The solution to the “head shell” issue had turned out to be amazingly simple. Jane simply brought home two helmets at the same time and painted the animal’s initials on the top. Both seemed to recognize their own helmet and left the other one alone. Maura really wasn’t sure how or why it worked; she was just glad that it did. Jo Friday’s helmet was a bit chewed about the brim, while Bass’ was still pristine, and neither watched baseball without them on.

Opening her book, Maura smiled as a long arm reached out to tug her into Jane’s side. They were indeed a bale, and she enjoyed these evenings, though she’d given up on understanding the appeal of baseball. Instead, she curled into Jane’s side and listened as her love chatted with their pets over the events of the game. Bass nodded, and Jo Friday barked at all the appropriate moments, something Maura credited to their perceiving Jane’s excitement. She had just begun to doze when Jane reached for the remote and turned off the TV.

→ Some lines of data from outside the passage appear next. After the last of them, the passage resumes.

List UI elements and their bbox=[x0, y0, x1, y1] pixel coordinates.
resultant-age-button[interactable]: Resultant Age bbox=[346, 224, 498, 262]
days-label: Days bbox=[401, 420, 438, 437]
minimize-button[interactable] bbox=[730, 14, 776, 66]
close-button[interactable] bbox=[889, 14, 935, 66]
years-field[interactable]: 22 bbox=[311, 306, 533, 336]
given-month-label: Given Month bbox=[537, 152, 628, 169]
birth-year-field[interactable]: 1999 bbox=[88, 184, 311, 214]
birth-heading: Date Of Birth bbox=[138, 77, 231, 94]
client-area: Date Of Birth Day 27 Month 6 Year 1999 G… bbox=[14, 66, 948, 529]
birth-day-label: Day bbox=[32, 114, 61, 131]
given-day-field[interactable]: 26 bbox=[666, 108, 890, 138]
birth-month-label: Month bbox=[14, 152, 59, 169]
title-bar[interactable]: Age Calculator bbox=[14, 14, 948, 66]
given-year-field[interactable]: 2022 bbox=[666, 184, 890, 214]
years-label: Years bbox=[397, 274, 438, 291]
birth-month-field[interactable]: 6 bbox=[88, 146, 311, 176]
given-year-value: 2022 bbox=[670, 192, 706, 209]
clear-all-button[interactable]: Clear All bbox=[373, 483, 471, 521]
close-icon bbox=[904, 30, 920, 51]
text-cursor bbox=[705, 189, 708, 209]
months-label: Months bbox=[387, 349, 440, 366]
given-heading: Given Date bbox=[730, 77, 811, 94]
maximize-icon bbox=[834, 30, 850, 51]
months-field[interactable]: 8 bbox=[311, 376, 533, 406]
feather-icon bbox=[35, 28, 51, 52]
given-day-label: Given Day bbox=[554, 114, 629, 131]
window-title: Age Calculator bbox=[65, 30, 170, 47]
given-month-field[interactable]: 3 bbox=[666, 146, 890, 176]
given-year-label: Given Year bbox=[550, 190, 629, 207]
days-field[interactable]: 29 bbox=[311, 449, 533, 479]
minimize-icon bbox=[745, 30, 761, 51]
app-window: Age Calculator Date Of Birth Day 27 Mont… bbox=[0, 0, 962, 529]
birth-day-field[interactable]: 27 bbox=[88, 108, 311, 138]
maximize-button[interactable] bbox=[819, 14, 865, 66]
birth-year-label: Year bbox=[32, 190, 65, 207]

“Ok, guys. Bedtime,” Jane announced.

Jo Friday hopped down from the couch giving a small yelp when the tip of her wagging tail came in contact with the edge of the couch. Bass moved towards her solicitously and waited patiently while Jo Friday crawled up on his shell and stood atop it. Then he started slowly down the hall towards their bedroom, careful not to dislodge his passenger.

Maura watched them go for a moment before turning to Jane.

“How long you think they’ll continue with that behavior?” she asked.

“For as long as Jo Friday can milk the sympathy,” Jane grinned. “It’s better than them fighting.”

“True,” Maura laughed. Rising, she pulled Jane up by one hand. “I think it’s time we headed to bed, too.”

Jane laughed and turned her back. “Hop on. I’m all healthy, and I wouldn’t want you to feel left out.”

Laughing, Maura did just that, attacking Jane’s neck with her lips as she was carried to their bedroom.

“Bet they stop before we do,” Jane teased, kicking the door shut.


Bass opened one eye and peaked out of his shell as a loud cry echoed through the night. He looked up as Jo Friday whimpered from her place draped across his shell.

Go back to sleep, he told her. I’ve got your back.

Drawing back in, he closed his eyes, content that all was well with his bale.